Friday, February 15, 2013

Mercurial Frustrations

The weather forecast for this evening was for heavy cloud and snow.  And so, of course, it is clear, cold, and breezy.  The day was unremittingly cloudy, but the sun broke through as it began to set.  The idea of imaging Mercury again after capturing a fuzzy image of the planet earlier in the week was tempting.  But that weather forecast had said cloud and snow, so I stayed put.  By 6:45pm, the sky was crystal clear and the sun was below the horizon; I was missing what could be the last opportunity for months to image the planet!  I quickly threw the scope and all the gear into the car and drove off to my imaging site.

It was around 30 degrees with a stiff breeze, but I could see Mercury clearly sinking toward the western horizon. One thing I have found is that speed is of the essence when imaging Mercury.  The planet is usually low on the horizon when it becomes visible and it sets quickly. I set up, my hands rapidly numbing in the cold (you can't use gloves to set up a scope), and powered up the scope.

I found Mercury, centered it, and replaced the eyepiece with the imager (a modified Lifecam in an eyepiece tube). I had a tough job centering the planet in the field.  My ETX has some backlash problems and fine adjustments can be problematic.  In addition, I could not precisely polar align (no time and the pole star was not visible), so the planet drifted out of the narrow field of the imager rather quickly.  After 3 or 4 minutes, however, I had Mercury centered and roughly stable.  I hit the capture button on SmartCap and the program locked up completely.  I've never had that happen before, but it locked solid.  I had to manually power off the machine and restart it.  By the time the laptop came back up, the planet had drifted out of the field and I had to send more time recentering.  Focusing was hard with numb fingers and a bouncing scope.  The planet was twinkling viciously and the image in the scope was almost formless.  For some reason, the adjustment sliders stopped working in SharpCap, so I went ahead and captured a few hundred frames monochrome (SharpCap comes up with the saturation at zero).
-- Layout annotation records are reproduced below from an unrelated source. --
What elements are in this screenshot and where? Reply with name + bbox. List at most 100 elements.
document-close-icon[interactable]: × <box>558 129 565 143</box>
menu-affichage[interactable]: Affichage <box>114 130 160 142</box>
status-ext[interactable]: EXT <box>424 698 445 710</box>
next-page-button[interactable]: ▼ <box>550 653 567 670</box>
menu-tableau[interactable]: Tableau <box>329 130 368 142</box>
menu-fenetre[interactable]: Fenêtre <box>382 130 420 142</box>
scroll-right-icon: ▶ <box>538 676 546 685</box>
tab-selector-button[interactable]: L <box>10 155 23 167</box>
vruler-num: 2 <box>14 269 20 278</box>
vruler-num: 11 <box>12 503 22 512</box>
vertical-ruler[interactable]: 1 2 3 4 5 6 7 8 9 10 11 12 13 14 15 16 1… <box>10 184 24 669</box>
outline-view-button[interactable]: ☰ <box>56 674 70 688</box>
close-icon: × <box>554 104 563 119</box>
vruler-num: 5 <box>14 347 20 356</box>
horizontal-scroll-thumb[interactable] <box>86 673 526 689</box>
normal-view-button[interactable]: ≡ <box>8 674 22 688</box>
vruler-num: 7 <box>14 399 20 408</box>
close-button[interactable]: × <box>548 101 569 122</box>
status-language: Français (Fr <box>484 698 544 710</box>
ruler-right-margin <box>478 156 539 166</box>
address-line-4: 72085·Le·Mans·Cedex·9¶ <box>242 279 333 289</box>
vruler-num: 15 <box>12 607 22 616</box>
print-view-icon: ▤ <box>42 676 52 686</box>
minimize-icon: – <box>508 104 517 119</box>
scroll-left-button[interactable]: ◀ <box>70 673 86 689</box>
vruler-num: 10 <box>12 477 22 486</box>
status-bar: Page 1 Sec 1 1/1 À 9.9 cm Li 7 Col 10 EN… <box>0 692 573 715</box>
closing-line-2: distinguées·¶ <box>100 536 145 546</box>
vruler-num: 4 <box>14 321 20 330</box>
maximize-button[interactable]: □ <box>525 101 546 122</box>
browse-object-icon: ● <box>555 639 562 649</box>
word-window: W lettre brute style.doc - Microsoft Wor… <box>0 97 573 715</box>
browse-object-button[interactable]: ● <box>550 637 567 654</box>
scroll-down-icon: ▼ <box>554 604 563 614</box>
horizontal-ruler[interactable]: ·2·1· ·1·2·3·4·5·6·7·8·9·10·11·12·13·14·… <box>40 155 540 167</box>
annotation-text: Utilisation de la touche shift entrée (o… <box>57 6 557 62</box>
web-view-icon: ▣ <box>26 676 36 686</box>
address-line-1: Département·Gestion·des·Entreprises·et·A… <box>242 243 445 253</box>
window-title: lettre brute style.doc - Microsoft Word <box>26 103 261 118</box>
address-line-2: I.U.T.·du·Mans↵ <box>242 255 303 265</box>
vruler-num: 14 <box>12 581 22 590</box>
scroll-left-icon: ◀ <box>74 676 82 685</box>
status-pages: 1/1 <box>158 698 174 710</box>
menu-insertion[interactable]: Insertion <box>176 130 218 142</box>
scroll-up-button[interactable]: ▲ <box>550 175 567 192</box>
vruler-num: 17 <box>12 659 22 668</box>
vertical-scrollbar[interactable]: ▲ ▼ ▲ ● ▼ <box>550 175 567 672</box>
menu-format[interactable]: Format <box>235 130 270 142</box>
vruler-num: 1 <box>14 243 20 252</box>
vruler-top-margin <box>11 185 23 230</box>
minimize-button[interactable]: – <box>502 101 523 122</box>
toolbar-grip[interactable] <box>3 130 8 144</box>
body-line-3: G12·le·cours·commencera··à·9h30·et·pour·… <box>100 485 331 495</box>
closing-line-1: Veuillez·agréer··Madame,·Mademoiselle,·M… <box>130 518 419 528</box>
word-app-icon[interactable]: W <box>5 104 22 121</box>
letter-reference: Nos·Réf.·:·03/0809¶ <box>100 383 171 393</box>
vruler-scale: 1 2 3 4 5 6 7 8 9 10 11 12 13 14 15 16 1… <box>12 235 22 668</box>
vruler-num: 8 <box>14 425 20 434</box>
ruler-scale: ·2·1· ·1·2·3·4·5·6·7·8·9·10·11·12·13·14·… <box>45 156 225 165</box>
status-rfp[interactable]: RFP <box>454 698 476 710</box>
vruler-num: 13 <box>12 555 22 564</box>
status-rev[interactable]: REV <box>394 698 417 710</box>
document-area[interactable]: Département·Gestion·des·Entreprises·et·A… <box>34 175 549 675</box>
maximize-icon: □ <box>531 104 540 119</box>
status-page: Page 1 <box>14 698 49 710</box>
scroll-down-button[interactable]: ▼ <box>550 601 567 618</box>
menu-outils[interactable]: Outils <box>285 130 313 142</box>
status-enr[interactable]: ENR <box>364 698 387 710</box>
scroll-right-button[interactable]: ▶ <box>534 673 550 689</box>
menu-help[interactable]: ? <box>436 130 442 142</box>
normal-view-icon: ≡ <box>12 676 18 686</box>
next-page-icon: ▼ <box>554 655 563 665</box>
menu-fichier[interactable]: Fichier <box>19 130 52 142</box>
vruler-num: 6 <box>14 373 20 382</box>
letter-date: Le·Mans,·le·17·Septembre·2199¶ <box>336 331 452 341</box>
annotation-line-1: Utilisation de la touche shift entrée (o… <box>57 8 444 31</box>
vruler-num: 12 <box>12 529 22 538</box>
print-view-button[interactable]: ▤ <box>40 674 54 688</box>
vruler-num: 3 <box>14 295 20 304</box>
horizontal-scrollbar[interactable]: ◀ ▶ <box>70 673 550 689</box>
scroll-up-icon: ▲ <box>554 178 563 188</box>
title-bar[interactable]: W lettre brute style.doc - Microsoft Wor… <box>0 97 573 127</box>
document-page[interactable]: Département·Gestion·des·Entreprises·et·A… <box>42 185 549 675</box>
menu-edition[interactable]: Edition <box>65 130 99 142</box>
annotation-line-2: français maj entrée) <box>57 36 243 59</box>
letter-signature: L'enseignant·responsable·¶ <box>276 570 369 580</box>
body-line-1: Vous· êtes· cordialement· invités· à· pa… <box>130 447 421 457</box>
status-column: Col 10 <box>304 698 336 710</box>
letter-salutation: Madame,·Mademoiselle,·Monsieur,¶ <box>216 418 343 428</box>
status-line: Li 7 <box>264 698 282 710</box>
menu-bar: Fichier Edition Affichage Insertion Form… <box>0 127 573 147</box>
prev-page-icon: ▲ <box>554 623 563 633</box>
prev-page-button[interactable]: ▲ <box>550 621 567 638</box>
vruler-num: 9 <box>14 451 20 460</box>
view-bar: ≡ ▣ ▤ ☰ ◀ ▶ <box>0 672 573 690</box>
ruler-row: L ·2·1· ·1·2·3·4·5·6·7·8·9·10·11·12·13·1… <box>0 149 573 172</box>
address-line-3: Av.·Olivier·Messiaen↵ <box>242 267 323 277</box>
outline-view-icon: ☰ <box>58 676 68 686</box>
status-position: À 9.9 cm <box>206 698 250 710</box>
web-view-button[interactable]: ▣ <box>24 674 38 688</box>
I restarted SharpCap and then took a couple of sets of color captures.  The first showed the pinkish color of the planet well, the second was overexposed, and SharpCap locked up again solidly and I was unable to adjust the image.  By this time, Mercury was very low and I decided to hang it up for the evening.

I should also add that the pleasure of the evening was greatly enhanced by juggling reading glasses, eyepieces, imagers and an autostar in a fresh breeze with a wind chill of 18 degrees.  I literally could not feel my hands by the time I was done.  I post the fuzzy, globby images here as a kind of memorial.  I will NEVER image Mercury again, unless it is in tropical climes looking out over a calm, sunset sea and with a suitable libation in hand.